PREEMPT_RT Latency: Measure It With cyclictest (Part 1)

This is the first part of a hands-on series on real-time Linux using PREEMPT_RT. The practical skill at the centre of the series is measuring PREEMPT_RT latency, which is the delay between when a task should run and when it actually runs. Across the series we will build and boot a real-time kernel, measure its behaviour, tune the system for low latency, and write user-space code that behaves predictably. Before any of that, we need to answer a basic question: what does “real-time” actually mean on Linux, and how do you measure it? In this part you will install the standard measurement tool, run it correctly, and read its output. This gives you a baseline number you can trust before you change anything.

What you need

A Linux machine you can run as root. A normal x86_64 laptop or a single-board computer both work. You do not need a real-time kernel yet; measuring a standard kernel first is useful for comparison.
The rt-tests package, which provides cyclictest. We install it below.
Basic comfort with the shell and sudo.

This is Part 1, so there is no previous part to revisit. If you already run a PREEMPT_RT kernel, you can still follow every step; you will simply see lower maximum latencies than on a standard kernel.

What PREEMPT_RT changes in the kernel

A standard Linux kernel is built for throughput. It is willing to make any single task wait a little longer if doing so lets the system do more total work. Real-time systems have the opposite priority. They need a bounded, predictable worst-case response time, even if average throughput is lower. PREEMPT_RT is the set of kernel changes that makes this possible.

The main changes PREEMPT_RT introduces are:

Sleeping spinlocks. Most kernel locks of type spinlock_t are converted to sleeping locks built on rt-mutexes. This means a section of kernel code that holds such a lock can be preempted, so a high-priority task does not have to wait for it.
Threaded interrupt handlers. Interrupt handlers run in kernel threads that can themselves be scheduled and preempted, instead of blocking everything in hard interrupt context.
Priority inheritance. In-kernel locks support priority inheritance, which limits the classic priority-inversion problem where a low-priority task blocks a high-priority one.
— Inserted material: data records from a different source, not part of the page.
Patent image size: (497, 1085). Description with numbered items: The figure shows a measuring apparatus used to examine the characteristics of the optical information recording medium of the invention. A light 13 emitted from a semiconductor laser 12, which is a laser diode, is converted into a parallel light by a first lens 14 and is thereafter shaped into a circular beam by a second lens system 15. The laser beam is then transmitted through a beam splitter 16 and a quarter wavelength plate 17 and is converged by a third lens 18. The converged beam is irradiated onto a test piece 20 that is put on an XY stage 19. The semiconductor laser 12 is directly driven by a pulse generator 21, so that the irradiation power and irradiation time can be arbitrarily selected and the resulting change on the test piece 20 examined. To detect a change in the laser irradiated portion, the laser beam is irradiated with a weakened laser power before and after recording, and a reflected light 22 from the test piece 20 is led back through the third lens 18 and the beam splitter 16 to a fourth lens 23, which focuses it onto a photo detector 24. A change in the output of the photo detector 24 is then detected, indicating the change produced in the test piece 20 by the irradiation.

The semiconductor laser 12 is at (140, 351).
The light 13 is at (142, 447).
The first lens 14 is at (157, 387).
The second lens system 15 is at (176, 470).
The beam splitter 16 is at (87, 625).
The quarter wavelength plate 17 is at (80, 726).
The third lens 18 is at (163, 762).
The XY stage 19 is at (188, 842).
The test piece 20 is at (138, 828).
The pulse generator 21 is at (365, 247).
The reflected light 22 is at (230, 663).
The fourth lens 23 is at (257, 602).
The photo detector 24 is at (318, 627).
A small number of locks, the raw_spinlock_t type, stay truly non-preemptible because they protect the lowest-level kernel paths. The important point for this series is the result: with PREEMPT_RT, far more of the kernel can be interrupted, which lowers the worst-case time before a high-priority task runs.

An important milestone is that PREEMPT_RT is no longer an out-of-tree patch set for the common case. The core real-time support was merged into the mainline Linux kernel in version 6.12, released in late 2024, and the real-time configuration can now be selected on architectures such as x86_64 and arm64. This series uses that mainline support.

What “latency” means here

When we measure real-time behaviour we are not measuring how fast a program computes. We are measuring scheduling latency: the gap between the moment a task was supposed to wake up and the moment it actually started running. If a task asks to be woken every 200 microseconds, and on one cycle it wakes 30 microseconds late, that 30 microseconds is the latency for that cycle. The number that matters most is the maximum observed latency, because that is what determines whether the system can meet a deadline.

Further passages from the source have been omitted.